The text of the complaint specifies that the plaintiffs bring this class action "on behalf of themselves and on behalf of a class defined as all women" employed at Google’s headquarters in Mountain View, California.
"Google has discriminated and continues to discriminate against its female employees by paying female employees less than male employees with similar skills and duties; by assigning and keeping woman in job ladders with lower advancement opportunities than those to which men with similar skills are assigned; and by promoting fewer women and promoting women more slowly than it has promoted men," the complaint outlines.
None of the plaintiffs are currently employed by Google. They left Google’s Mountain View office between 2014 and 2016.
"We’ve been talking about these issues for a long time, and it hasn’t really changed.
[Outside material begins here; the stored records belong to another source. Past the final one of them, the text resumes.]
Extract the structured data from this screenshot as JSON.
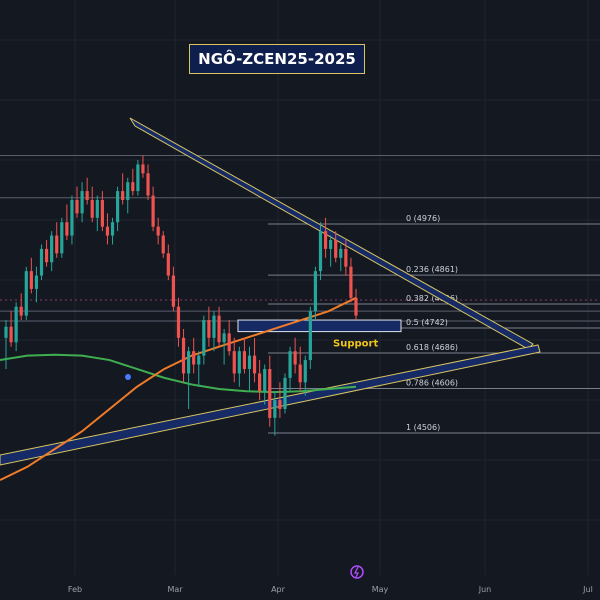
{
  "chart_data": {
    "type": "candlestick",
    "title": "NGÔ-ZCEN25-2025",
    "x_tick_labels": [
      "Feb",
      "Mar",
      "Apr",
      "May",
      "Jun",
      "Jul"
    ],
    "ylim": [
      4460,
      5080
    ],
    "fib_levels": [
      {
        "ratio": "0",
        "price": 4976,
        "label": "0 (4976)"
      },
      {
        "ratio": "0.236",
        "price": 4861,
        "label": "0.236 (4861)"
      },
      {
        "ratio": "0.382",
        "price": 4796,
        "label": "0.382 (4796)"
      },
      {
        "ratio": "0.5",
        "price": 4742,
        "label": "0.5 (4742)"
      },
      {
        "ratio": "0.618",
        "price": 4686,
        "label": "0.618 (4686)"
      },
      {
        "ratio": "0.786",
        "price": 4606,
        "label": "0.786 (4606)"
      },
      {
        "ratio": "1",
        "price": 4506,
        "label": "1 (4506)"
      }
    ],
    "support_zone": {
      "label": "Support",
      "price_top": 4760,
      "price_bottom": 4734
    },
    "horizontal_levels": [
      5130,
      5035,
      4780,
      4758
    ],
    "candles": [
      [
        4720,
        4760,
        4650,
        4745
      ],
      [
        4745,
        4780,
        4700,
        4710
      ],
      [
        4710,
        4800,
        4690,
        4790
      ],
      [
        4790,
        4820,
        4760,
        4770
      ],
      [
        4770,
        4880,
        4760,
        4870
      ],
      [
        4870,
        4900,
        4820,
        4830
      ],
      [
        4830,
        4880,
        4800,
        4860
      ],
      [
        4860,
        4930,
        4850,
        4920
      ],
      [
        4920,
        4940,
        4880,
        4890
      ],
      [
        4890,
        4960,
        4870,
        4950
      ],
      [
        4950,
        4980,
        4900,
        4910
      ],
      [
        4910,
        4990,
        4900,
        4980
      ],
      [
        4980,
        5020,
        4940,
        4950
      ],
      [
        4950,
        5040,
        4930,
        5030
      ],
      [
        5030,
        5060,
        4990,
        5000
      ],
      [
        5000,
        5070,
        4980,
        5050
      ],
      [
        5050,
        5080,
        5020,
        5030
      ],
      [
        5030,
        5060,
        4980,
        4990
      ],
      [
        4990,
        5040,
        4960,
        5030
      ],
      [
        5030,
        5050,
        4960,
        4970
      ],
      [
        4970,
        5000,
        4930,
        4950
      ],
      [
        4950,
        4990,
        4930,
        4980
      ],
      [
        4980,
        5060,
        4960,
        5050
      ],
      [
        5050,
        5090,
        5020,
        5030
      ],
      [
        5030,
        5080,
        5000,
        5070
      ],
      [
        5070,
        5100,
        5040,
        5050
      ],
      [
        5050,
        5120,
        5040,
        5110
      ],
      [
        5110,
        5130,
        5080,
        5090
      ],
      [
        5090,
        5110,
        5030,
        5040
      ],
      [
        5040,
        5060,
        4960,
        4970
      ],
      [
        4970,
        4990,
        4930,
        4950
      ],
      [
        4950,
        4960,
        4900,
        4910
      ],
      [
        4910,
        4930,
        4850,
        4860
      ],
      [
        4860,
        4880,
        4780,
        4790
      ],
      [
        4790,
        4810,
        4700,
        4720
      ],
      [
        4720,
        4740,
        4620,
        4640
      ],
      [
        4640,
        4700,
        4560,
        4690
      ],
      [
        4690,
        4720,
        4640,
        4660
      ],
      [
        4660,
        4690,
        4610,
        4680
      ],
      [
        4680,
        4770,
        4660,
        4760
      ],
      [
        4760,
        4790,
        4700,
        4720
      ],
      [
        4720,
        4780,
        4690,
        4770
      ],
      [
        4770,
        4790,
        4700,
        4710
      ],
      [
        4710,
        4740,
        4660,
        4730
      ],
      [
        4730,
        4760,
        4680,
        4690
      ],
      [
        4690,
        4720,
        4620,
        4640
      ],
      [
        4640,
        4700,
        4610,
        4690
      ],
      [
        4690,
        4720,
        4640,
        4650
      ],
      [
        4650,
        4700,
        4600,
        4680
      ],
      [
        4680,
        4720,
        4620,
        4640
      ],
      [
        4640,
        4670,
        4580,
        4600
      ],
      [
        4600,
        4660,
        4570,
        4650
      ],
      [
        4650,
        4680,
        4520,
        4540
      ],
      [
        4540,
        4600,
        4500,
        4580
      ],
      [
        4580,
        4620,
        4540,
        4560
      ],
      [
        4560,
        4640,
        4550,
        4630
      ],
      [
        4630,
        4700,
        4600,
        4690
      ],
      [
        4690,
        4720,
        4640,
        4660
      ],
      [
        4660,
        4700,
        4600,
        4620
      ],
      [
        4620,
        4680,
        4590,
        4670
      ],
      [
        4670,
        4790,
        4650,
        4780
      ],
      [
        4780,
        4880,
        4760,
        4870
      ],
      [
        4870,
        4980,
        4850,
        4960
      ],
      [
        4960,
        4990,
        4900,
        4920
      ],
      [
        4920,
        4950,
        4880,
        4940
      ],
      [
        4940,
        4960,
        4890,
        4900
      ],
      [
        4900,
        4930,
        4870,
        4920
      ],
      [
        4920,
        4940,
        4860,
        4880
      ],
      [
        4880,
        4900,
        4800,
        4810
      ],
      [
        4810,
        4830,
        4760,
        4770
      ]
    ],
    "sma_orange": [
      4400,
      4430,
      4470,
      4510,
      4560,
      4610,
      4650,
      4680,
      4700,
      4720,
      4740,
      4760,
      4780,
      4810
    ],
    "sma_green": [
      4670,
      4680,
      4682,
      4680,
      4670,
      4650,
      4630,
      4615,
      4605,
      4600,
      4598,
      4600,
      4605,
      4610
    ],
    "grid": true
  }
}
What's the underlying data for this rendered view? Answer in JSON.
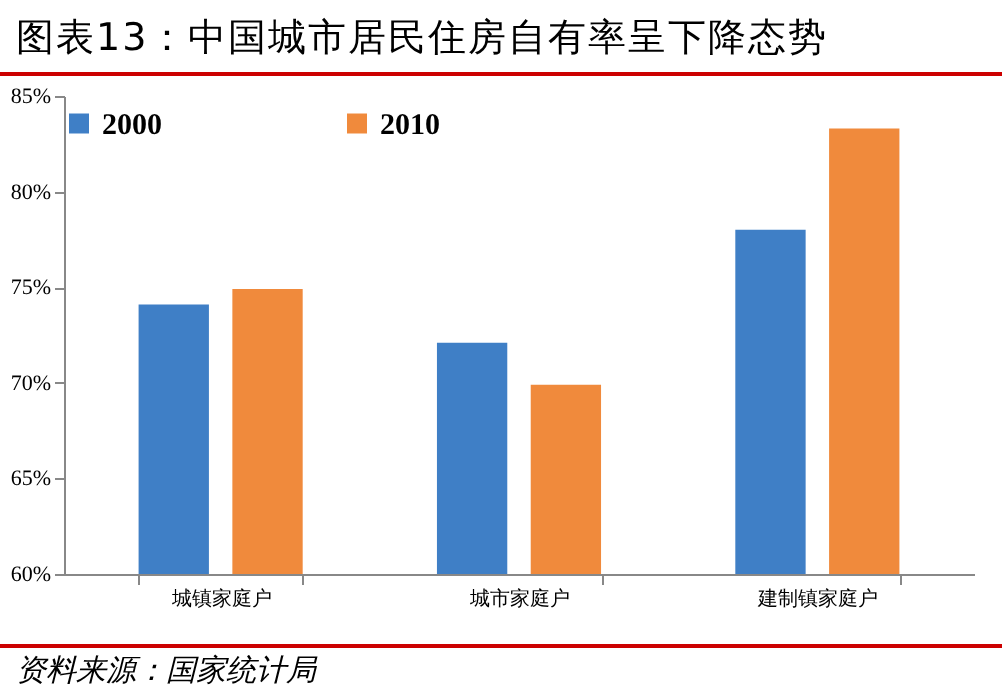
{
  "chart_data": {
    "type": "bar",
    "title": "图表13：中国城市居民住房自有率呈下降态势",
    "categories": [
      "城镇家庭户",
      "城市家庭户",
      "建制镇家庭户"
    ],
    "series": [
      {
        "name": "2000",
        "color": "#3f7fc6",
        "values": [
          74.1,
          72.1,
          78.0
        ]
      },
      {
        "name": "2010",
        "color": "#f08a3c",
        "values": [
          74.9,
          69.9,
          83.3
        ]
      }
    ],
    "ylim": [
      60,
      85
    ],
    "yticks": [
      {
        "value": 60,
        "label": "60%"
      },
      {
        "value": 65,
        "label": "65%"
      },
      {
        "value": 70,
        "label": "70%"
      },
      {
        "value": 75,
        "label": "75%"
      },
      {
        "value": 80,
        "label": "80%"
      },
      {
        "value": 85,
        "label": "85%"
      }
    ],
    "grid": false,
    "legend": "top",
    "annotations": [
      "资料来源：国家统计局"
    ]
  }
}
There’s been a lot of PR and lip service, but… this is going to be one of the only ways to get these companies to change how they hire and compensate women," Kelly Ellis, one of the three plaintiffs, told The Guardian.
Google, however, disputes the claims in the lawsuit and said its in-house analysis shows no gender-based pay discrimination.
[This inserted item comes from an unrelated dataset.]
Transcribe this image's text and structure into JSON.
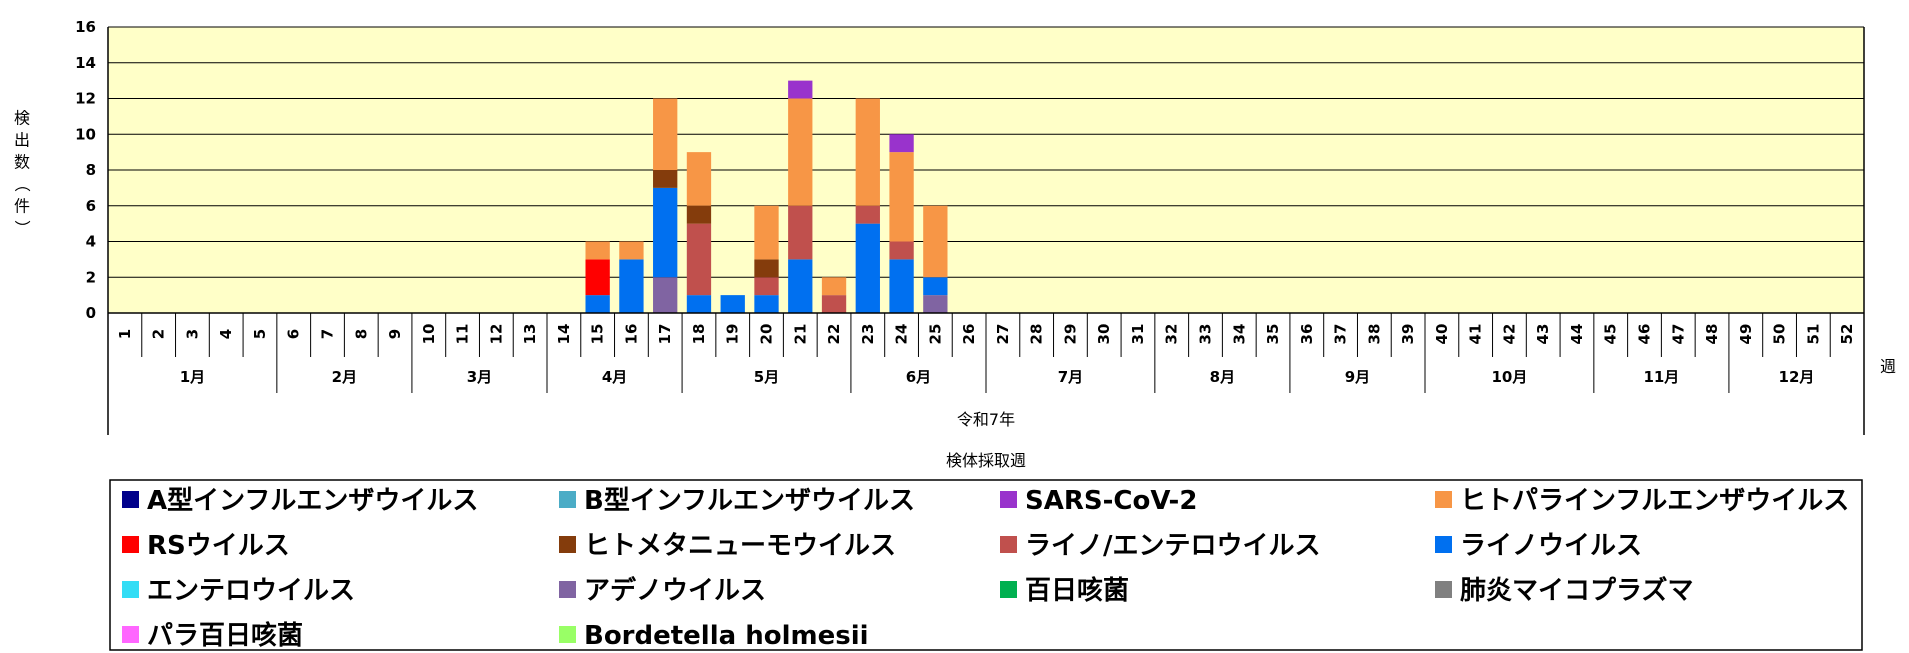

"Job levels and promotions [at Google] must pass multiple levels of review, including checks to make sure there is no gender bias in these decisions. And we have extensive systems in place to ensure that we pay fairly," spokesperson Gina Scigliano said.
In April, the US Labor Department accused the Alphabet Inc.-owned Google of "systemic compensation disparities against women pretty much across the entire workforce." The company vehemently denied the allegations.
In January, the US Labor Department sued to bar Google from doing business with the federal government until it released thousands of documents related to an audit over its pay practices.